The worst scene was at a US army base. There a nerve agent had landed. Many of the soldiers seemed to have been wearing protective gear already, a far-sighted precaution. They were desperately trying to help others who had not yet got around to it, including a lot of civilians. The stricken men and women were half blind, streaming with sweat, vomiting and twitching uncontrollably. Kai thought they must be exposed to VX, an English invention favoured by North Koreans as a murder weapon. It quickly led from agony to paralysis and death by suffocation.
Kai’s phone rang and he answered without taking his eyes off the screen.
It was Defence Minister Kong Zhao, who said: ‘Are you fucking seeing this?’

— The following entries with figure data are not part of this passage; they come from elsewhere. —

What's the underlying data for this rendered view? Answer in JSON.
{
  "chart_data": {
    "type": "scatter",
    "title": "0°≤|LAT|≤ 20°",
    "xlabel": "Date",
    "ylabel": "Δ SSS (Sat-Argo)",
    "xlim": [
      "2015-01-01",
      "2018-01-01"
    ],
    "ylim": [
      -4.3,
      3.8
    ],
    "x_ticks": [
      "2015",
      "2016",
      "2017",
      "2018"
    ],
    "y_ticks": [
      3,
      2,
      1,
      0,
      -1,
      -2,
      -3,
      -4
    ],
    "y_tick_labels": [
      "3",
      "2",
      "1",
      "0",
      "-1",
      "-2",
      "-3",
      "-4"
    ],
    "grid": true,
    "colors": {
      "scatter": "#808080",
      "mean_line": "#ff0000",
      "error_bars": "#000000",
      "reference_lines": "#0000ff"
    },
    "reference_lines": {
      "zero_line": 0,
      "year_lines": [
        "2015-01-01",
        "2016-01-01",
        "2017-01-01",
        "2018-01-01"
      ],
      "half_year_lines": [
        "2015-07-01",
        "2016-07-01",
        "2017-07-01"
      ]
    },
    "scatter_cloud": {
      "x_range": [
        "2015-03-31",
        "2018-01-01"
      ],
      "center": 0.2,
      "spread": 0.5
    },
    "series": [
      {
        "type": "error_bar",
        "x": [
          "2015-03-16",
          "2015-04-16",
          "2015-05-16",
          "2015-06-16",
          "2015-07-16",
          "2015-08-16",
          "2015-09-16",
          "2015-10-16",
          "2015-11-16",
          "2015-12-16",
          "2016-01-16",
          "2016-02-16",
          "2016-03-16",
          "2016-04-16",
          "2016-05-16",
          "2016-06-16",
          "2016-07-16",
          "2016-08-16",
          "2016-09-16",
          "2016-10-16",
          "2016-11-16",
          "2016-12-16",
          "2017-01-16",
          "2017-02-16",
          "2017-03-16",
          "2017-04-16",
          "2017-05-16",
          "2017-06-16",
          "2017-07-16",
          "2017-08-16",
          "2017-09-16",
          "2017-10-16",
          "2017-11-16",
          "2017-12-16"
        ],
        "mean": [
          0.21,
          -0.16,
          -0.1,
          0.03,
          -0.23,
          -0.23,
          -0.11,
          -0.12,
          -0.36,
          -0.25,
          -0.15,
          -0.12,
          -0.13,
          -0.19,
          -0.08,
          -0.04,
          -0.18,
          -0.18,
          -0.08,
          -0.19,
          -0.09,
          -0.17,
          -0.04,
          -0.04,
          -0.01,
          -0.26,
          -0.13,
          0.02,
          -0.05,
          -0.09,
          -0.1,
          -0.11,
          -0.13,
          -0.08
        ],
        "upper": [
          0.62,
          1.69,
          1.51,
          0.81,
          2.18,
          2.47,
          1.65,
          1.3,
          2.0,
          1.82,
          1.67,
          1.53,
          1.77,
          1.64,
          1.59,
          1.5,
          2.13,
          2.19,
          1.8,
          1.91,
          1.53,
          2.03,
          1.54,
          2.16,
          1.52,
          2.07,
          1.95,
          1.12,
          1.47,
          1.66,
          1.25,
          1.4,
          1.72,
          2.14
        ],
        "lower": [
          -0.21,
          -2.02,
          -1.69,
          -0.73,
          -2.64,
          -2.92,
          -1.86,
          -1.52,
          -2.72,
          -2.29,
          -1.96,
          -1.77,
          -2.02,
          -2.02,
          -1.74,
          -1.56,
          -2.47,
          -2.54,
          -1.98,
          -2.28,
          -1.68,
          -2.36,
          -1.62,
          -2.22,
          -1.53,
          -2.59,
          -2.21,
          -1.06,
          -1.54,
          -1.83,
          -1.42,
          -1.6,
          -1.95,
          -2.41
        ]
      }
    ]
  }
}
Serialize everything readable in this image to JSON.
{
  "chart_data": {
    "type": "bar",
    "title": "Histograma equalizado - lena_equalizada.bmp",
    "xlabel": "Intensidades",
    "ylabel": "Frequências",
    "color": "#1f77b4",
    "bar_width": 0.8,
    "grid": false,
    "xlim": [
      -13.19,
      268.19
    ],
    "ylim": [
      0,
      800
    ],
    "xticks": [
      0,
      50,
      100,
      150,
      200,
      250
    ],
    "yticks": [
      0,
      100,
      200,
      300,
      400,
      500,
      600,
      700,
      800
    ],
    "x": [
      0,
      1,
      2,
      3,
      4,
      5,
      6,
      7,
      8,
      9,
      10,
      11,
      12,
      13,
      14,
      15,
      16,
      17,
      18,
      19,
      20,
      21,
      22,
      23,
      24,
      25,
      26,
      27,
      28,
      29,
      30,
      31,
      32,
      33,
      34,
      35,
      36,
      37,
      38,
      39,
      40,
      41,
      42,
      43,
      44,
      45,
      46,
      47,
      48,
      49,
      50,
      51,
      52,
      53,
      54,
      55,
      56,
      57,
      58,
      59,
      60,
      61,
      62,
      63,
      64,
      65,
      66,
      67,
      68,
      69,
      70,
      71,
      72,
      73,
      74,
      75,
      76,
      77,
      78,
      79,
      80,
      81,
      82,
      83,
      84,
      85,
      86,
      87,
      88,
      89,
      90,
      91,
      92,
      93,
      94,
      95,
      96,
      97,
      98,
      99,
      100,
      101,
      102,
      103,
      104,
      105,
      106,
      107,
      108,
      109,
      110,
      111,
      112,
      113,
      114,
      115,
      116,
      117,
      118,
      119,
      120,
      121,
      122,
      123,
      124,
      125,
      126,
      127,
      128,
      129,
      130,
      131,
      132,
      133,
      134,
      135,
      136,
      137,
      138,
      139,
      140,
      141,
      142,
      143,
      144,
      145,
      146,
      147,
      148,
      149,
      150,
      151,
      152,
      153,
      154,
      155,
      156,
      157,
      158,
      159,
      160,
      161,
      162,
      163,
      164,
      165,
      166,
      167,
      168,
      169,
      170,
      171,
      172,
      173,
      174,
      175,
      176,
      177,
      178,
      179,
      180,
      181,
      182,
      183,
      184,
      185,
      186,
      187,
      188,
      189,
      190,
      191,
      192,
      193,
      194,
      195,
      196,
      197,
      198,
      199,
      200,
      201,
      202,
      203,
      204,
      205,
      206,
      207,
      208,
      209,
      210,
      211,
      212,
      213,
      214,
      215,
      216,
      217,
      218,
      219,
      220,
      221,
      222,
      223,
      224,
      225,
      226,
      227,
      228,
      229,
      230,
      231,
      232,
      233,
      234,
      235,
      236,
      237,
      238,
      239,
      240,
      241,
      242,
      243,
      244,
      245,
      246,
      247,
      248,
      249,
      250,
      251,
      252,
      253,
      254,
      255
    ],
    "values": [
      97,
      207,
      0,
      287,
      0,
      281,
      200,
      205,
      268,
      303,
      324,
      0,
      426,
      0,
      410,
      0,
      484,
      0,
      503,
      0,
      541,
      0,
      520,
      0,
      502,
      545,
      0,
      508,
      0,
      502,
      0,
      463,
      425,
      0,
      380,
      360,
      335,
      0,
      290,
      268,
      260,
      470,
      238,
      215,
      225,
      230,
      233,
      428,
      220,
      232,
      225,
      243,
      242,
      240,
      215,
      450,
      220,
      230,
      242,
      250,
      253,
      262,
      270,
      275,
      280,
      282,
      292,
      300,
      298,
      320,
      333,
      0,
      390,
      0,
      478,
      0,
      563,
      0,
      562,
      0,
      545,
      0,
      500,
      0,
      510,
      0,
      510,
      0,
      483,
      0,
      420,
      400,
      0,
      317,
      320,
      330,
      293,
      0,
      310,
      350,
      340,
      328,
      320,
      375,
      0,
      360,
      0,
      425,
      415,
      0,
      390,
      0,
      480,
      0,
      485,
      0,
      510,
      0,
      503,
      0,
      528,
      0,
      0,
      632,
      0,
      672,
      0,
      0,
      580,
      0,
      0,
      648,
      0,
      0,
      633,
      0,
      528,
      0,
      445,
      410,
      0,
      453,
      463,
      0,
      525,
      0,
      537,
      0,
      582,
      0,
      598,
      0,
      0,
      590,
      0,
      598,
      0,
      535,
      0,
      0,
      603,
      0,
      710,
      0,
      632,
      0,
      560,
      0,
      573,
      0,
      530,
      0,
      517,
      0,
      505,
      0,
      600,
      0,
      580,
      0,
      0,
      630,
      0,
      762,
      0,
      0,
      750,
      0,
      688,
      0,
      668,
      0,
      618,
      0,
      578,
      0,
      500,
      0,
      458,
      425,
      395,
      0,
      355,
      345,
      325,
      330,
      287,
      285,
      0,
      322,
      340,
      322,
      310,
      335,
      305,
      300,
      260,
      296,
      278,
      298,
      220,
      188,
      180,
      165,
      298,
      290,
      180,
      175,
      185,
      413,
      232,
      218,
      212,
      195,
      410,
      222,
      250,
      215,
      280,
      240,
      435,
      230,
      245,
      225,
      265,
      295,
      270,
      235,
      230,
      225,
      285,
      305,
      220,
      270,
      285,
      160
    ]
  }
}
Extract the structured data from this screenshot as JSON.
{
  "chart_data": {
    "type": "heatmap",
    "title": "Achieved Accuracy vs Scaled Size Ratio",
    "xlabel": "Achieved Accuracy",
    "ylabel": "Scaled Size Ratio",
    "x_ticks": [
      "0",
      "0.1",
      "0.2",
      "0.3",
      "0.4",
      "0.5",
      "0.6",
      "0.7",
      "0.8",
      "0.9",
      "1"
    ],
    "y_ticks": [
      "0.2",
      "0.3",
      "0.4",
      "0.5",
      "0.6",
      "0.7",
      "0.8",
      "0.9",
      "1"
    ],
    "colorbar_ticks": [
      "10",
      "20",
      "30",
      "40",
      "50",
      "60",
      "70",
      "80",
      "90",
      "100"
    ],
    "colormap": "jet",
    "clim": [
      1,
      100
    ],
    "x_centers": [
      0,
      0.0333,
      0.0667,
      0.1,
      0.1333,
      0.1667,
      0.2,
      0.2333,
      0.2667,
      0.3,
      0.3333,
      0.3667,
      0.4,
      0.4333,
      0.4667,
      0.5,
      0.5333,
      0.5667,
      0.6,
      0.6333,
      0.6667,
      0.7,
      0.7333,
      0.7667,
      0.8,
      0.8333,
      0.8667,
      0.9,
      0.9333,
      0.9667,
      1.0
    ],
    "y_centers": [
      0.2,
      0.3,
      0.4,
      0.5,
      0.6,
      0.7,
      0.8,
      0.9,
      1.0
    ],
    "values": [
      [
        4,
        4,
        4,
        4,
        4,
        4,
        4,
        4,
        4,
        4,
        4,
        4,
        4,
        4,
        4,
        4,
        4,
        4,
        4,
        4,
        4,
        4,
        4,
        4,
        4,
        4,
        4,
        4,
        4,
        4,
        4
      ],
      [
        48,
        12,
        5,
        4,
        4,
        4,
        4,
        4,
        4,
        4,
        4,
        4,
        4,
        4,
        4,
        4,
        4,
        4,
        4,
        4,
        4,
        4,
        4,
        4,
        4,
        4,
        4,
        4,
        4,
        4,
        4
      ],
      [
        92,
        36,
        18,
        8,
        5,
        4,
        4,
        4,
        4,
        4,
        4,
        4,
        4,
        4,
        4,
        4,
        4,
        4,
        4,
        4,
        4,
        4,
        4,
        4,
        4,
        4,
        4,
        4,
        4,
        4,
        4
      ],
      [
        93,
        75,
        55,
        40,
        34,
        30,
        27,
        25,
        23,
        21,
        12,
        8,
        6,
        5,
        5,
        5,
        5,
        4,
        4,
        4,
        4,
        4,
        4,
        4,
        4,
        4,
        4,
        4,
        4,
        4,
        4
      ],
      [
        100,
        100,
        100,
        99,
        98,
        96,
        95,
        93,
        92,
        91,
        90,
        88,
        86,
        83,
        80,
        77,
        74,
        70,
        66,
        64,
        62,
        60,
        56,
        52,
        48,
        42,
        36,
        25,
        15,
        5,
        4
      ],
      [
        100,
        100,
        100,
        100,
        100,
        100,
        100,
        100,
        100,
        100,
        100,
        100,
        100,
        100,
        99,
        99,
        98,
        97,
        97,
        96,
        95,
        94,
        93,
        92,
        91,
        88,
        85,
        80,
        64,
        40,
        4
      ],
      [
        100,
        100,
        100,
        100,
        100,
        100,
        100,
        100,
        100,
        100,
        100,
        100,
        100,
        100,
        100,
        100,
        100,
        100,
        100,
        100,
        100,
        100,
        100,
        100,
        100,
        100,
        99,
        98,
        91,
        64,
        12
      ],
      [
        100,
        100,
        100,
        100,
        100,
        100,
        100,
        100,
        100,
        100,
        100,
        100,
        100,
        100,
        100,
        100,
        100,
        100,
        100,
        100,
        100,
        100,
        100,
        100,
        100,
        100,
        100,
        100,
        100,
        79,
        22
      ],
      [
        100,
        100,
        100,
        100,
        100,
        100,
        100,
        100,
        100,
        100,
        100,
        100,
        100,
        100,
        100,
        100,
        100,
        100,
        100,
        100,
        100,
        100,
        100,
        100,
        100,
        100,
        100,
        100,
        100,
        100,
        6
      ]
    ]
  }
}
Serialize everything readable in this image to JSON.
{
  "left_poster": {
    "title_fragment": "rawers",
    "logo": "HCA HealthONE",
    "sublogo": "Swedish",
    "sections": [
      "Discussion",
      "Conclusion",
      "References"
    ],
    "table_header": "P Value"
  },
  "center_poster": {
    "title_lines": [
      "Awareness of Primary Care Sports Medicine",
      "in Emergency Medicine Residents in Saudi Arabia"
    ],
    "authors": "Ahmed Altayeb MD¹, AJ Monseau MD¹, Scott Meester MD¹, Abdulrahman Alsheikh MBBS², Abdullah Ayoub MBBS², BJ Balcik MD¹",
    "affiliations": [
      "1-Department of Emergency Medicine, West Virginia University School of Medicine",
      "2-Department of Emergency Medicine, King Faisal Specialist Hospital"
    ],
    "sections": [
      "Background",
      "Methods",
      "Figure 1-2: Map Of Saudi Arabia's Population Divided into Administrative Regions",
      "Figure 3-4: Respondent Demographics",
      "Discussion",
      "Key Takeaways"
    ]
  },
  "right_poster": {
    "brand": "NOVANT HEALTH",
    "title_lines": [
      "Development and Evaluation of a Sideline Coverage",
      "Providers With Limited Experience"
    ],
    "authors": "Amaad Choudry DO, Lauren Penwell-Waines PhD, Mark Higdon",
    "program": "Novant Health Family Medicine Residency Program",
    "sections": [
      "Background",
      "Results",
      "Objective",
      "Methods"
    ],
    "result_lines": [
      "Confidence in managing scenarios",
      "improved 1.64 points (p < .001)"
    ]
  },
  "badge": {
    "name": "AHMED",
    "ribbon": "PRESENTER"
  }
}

‘They’ve deployed chemical weapons,’ Kai said. ‘And maybe biological too – those act more slowly, we can’t tell yet.’
‘What the fuck are we going to do?’
‘It hardly matters,’ said Kai. ‘The only thing that counts now is what the Americans will do.’
DEFCON 2
ONE STEP FROM NUCLEAR WAR. ARMED FORCES READY TO ENGAGE IN LESS THAN SIX HOURS.
(THE ONLY TIME THE ALERT LEVEL HAS EVER BEEN THIS HIGH WAS IN THE CUBAN MISSILE CRISIS of 1962.)
CHAPTER 37
For a few moments, Pauline was paralysed by horror.
She had turned on the TV while she got dressed, but now she stood in front of the screen in her underwear, unable to look away. CNN was showing non-stop pictures from South Korea, mostly footage taken on phones and posted on social media, also Korean TV coverage, all of it showing a monstrous nightmare beyond anything conceived by the medieval painters of the Day of Judgement.
It was torture at long range. The poison sprays and gases attacked indiscriminately: men and women and children, Koreans and Americans and others. Those out of doors had been most vulnerable, but shops and offices had ventilation systems that sucked in some of the chemicals; and the deadly air could creep into houses and apartments, slipping silently around the edges of doors and windows. It had even drifted down ramps into the underground car parks where some people had taken shelter, causing horrific scenes of panic and hysteria. Gas masks did not offer complete protection for – as the more educated news reports pointed out – some of the lethal substances could slowly enter the bloodstream through the skin.
It was the babies and children that got to her: the screams, the desperate gasping for air, the burned faces, the uncontrollable twitching. It would have been hard to watch adults suffering so badly; to see children in such agony was unbearable, and she kept closing her eyes, then forcing herself to look.
The phone rang. It was Gus. She said: ‘How widespread is this?’
‘The three major cities of South Korea are affected – Seoul, Busan and Incheon – plus most US and Korean military bases.’